Several nations responded in different ways to express solidarity with Japan as a catastrophic quake-tsunami hit the country.
India said Monday it was ready to send rescue teams and more aid to disaster-struck Japan after the catastrophic earthquake and tsunami.
"We are in touch with the government of Japan to ascertain the kind of assistance they need," Prime Minister Manmohan Singh told parliament, adding a shipment of 25,000 blankets was being rushed for homeless survivors.
"We are ready to send search and rescue teams and relief material," Singh said.
"We stand ready to help in the relief, rehabilitation and reconstruction phase and our navy is on standby to send its ships to Japan as part of such an exercise."
Naval ships can carry huge amounts of relief material and heavy lifting equipment.
"We will spare no effort in assisting the Japanese authorities in dealing with the aftermath of this disaster," Singh said.
He said there had been no reports of casualties among the 25,000 Indians in Japan.
The death toll from Friday's two disasters is certain to exceed 10,000 in one Japanese prefecture alone, its police chief has warned.
President Dmitry Medvedev said Monday it was his country's "moral responsibility" to help Japan in its time of trouble and ordered the government to increase energy supplies to Russia's neighbour.
Brushing aside a territorial rift that had been plaguing the two countries' relations, Medvedev ordered an emergency power delivery plan for Japan after the devastating earthquake.
"They have a big, enormous national disaster and it is our job now to assist our neighbours," Medvedev told Deputy Prime Minister Igor Sechin during a Kremlin meeting.
The top energy official replied that Russia was preparing to divert some 6,000 MW of electricity from its Far East and also send a combined total of 200,000 tonnes of liquefied natural gas (LNG) to Japan in April and May.

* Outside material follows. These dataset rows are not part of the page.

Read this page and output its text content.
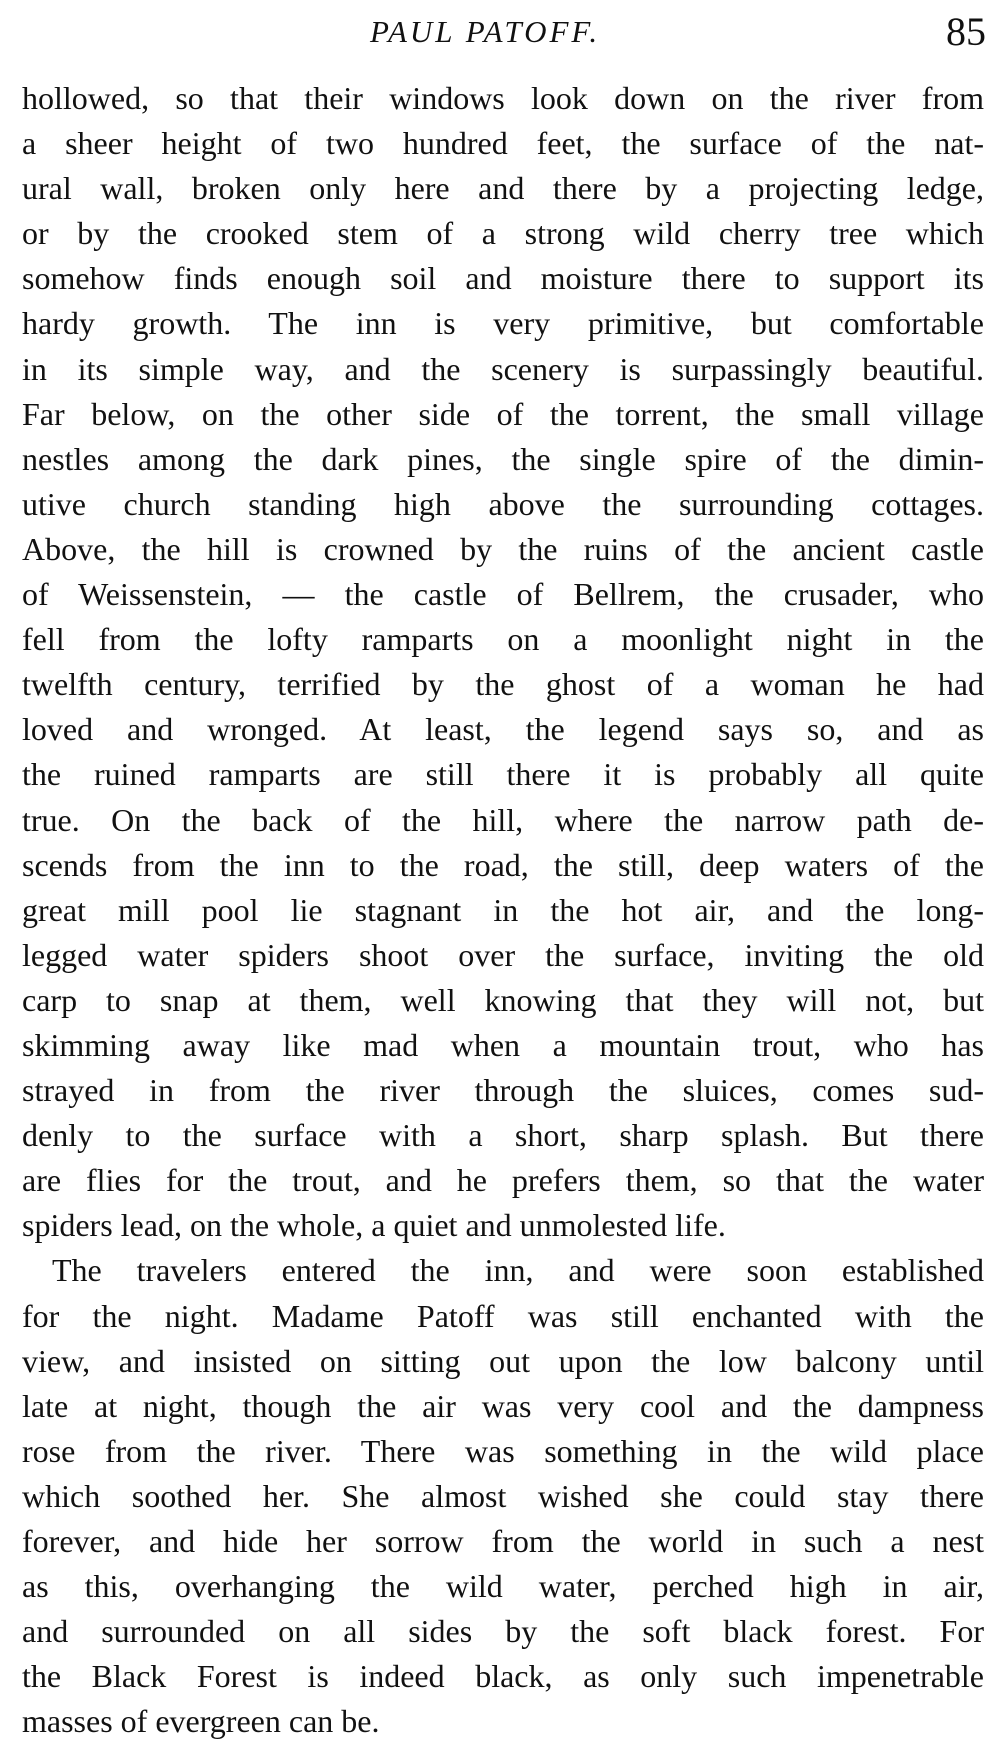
PAUL PATOFF.	85
hollowed, so that their windows look down on the river from
a sheer height of two hundred feet, the surface of the nat-
ural wall, broken only here and there by a projecting ledge,
or by the crooked stem of a strong wild cherry tree which
somehow finds enough soil and moisture there to support its
hardy growth. The inn is very primitive, but comfortable
in its simple way, and the scenery is surpassingly beautiful.
Far below, on the other side of the torrent, the small village
nestles among the dark pines, the single spire of the dimin-
utive church standing high above the surrounding cottages.
Above, the hill is crowned by the ruins of the ancient castle
of Weissenstein, — the castle of Bellrem, the crusader, who
fell from the lofty ramparts on a moonlight night in the
twelfth century, terrified by the ghost of a woman he had
loved and wronged. At least, the legend says so, and as
the ruined ramparts are still there it is probably all quite
true. On the back of the hill, where the narrow path de-
scends from the inn to the road, the still, deep waters of the
great mill pool lie stagnant in the hot air, and the long-
legged water spiders shoot over the surface, inviting the old
carp to snap at them, well knowing that they will not, but
skimming away like mad when a mountain trout, who has
strayed in from the river through the sluices, comes sud-
denly to the surface with a short, sharp splash. But there
are flies for the trout, and he prefers them, so that the water
spiders lead, on the whole, a quiet and unmolested life.
The travelers entered the inn, and were soon established
for the night. Madame Patoff was still enchanted with the
view, and insisted on sitting out upon the low balcony until
late at night, though the air was very cool and the dampness
rose from the river. There was something in the wild place
which soothed her. She almost wished she could stay there
forever, and hide her sorrow from the world in such a nest
as this, overhanging the wild water, perched high in air,
and surrounded on all sides by the soft black forest. For
the Black Forest is indeed black, as only such impenetrable
masses of evergreen can be.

The earthquake disaster and accompanying nuclear power plant explosions have raised fears of a repeat of the 1986 Chernobyl disaster in Ukraine and the Soviet Union and received daily attention from top Russian leaders.
Russians also laid flowers and candles in fron of the Japanese embassy in Moscow to mourn victims of the catastrophe.
In South Korea activists paid silent tribute during a rally denouncing operations of nuclear plants in Seoul in front of the government house as the Philipines decided to measure the gamma radiation levels in the atmosphere.
China as well declared it was putting the two nations' rivalry aside by sending a search and rescue team to assist in Japan's operation in Iwane on the northeast coast.
Chinese Foreign Minister Yang Jiechi met with Japanese Ambassador to China Niwa Unichiroas Monday as reported by the Xinhau agency to offer continued support for the disaster-stricken state.
Other responses included prayers offered to Japanese victims by Tibetan monks living in Taiwan and Taiwanese people during a Buddhist ceremony Monday in Taipei.